Croissants: tasty flaky buttery bread

     * flour
     * butter
     * stuff

Mix then bake it!

Ask me if you have questions!

Right! Bread! The thing I’m trying to learn to bake! I might actually 
want to make this stuff now. I’m still not sure exactly how I do that, 
though.

What’s that list of stuff? How do I bake it? Nobody told me, so I went 
out and got flour, butter, and... some stuff  - lemon drops and 
marshmallows are stuff, right? So I put it in a bowl to mix it and now I...

Oh, shoot. You’re telling me I needed to get an oven beforehand? And 
preheat it? What does that even mean? Have I done something terribly wrong?

Should I give up and go away?

In contrast, look at this WikiHow guide to croissant-making. There's a 
clear ingredients list: 4 cups flour, 1 Tablespoon active dry yeast (2 
packets), and so on. There are steps. They're illustrated. They tell me 
what the dough should look like ("smooth elastic consistency") and how 
long each step will take ("until it doubles in size... should take 1.5 
to 2 hours.") Heck, step 20 even tells me to turn the oven on so it's 
preheated and ready to go in step 22, and there's a list of things that 
go well with croissants (butter, jam, ham, cheese) at the end. And 
there's a picture of the end result that makes my mouth water.

We know these clear step-by-step instructions are important in a 
cookbook because we’re mostly novices in baking-land. We can’t just 
improvise through because we don’t know how these ingredients are going 
to interact with each other; we aren't familiar with pastry-making, so 
even common tools and techniques will be unfamiliar. We’ve never made 
(and maybe never even eaten) croissants before so we can’t visualize the 
process or the end result without help.

We don’t have context.

And yet we think that instructions like this should be understandable by 
all human beings:

Download these tarballs, compile them, and everything should work.

They’re understandable to us as experienced software hackers – most of 
the time when we write documentation like that, we’re merely providing 
an example of something we've done ourselves dozens of times in testing. 
We're experts.

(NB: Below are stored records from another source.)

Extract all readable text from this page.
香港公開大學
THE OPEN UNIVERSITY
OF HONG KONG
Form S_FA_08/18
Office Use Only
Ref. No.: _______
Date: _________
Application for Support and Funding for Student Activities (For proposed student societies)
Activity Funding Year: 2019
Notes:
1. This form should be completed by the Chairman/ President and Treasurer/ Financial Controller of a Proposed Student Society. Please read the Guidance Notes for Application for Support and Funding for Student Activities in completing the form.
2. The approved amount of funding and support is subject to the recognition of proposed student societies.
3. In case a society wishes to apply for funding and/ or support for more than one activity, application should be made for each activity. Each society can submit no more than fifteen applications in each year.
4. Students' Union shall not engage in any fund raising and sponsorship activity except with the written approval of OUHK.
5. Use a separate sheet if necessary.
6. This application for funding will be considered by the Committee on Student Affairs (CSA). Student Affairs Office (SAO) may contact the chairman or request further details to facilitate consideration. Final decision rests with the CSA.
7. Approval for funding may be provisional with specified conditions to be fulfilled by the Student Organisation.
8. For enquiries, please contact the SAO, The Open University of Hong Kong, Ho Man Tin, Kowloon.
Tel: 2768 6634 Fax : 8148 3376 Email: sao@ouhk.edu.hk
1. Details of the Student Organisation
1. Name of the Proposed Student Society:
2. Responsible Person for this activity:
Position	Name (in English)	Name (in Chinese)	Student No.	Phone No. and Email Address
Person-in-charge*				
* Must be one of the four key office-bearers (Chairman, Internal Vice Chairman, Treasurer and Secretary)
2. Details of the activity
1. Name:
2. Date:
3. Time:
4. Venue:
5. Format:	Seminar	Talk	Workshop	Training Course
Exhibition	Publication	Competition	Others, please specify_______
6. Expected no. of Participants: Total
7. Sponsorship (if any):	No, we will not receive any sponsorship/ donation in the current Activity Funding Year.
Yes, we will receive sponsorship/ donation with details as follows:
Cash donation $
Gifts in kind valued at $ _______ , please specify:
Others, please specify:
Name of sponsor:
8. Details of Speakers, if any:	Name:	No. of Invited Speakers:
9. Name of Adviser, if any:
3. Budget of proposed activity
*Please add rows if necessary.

We’ve done it all before, we know what to expect, and 
rough notes are sufficient for us to reproduce past results.

But our audience is not. Context is important. Experience is important. 
And you can never assume that your audience—those who follow behind 
you—will have had either, and especially not in the exact same ways that 
you have had.

So if you're wondering why people don't follow your instructions to help 
you with your project, hit your local library and check out a cookbook. 
Bake something you've never baked before. (If you're a good baker, try 
to prepare a vegan dessert or a gluten-free bread - do something 
unfamiliar.) Notice what it feels like to be a novice. Notice which 
instructions make you feel nervous and which make you feel confident. 
Then, while eating the fruits of your labors, open your documentation 
again and take a look at it with your "beginner's mind."

If you'd like to learn more about the differences betwen novice and 
expert thought in any given domain, check out the Dreyfus Model of Skill 
Acquisition, which is secretly what this entire bit on croissants has 
been about.

That's all the time we have for today. Thank you.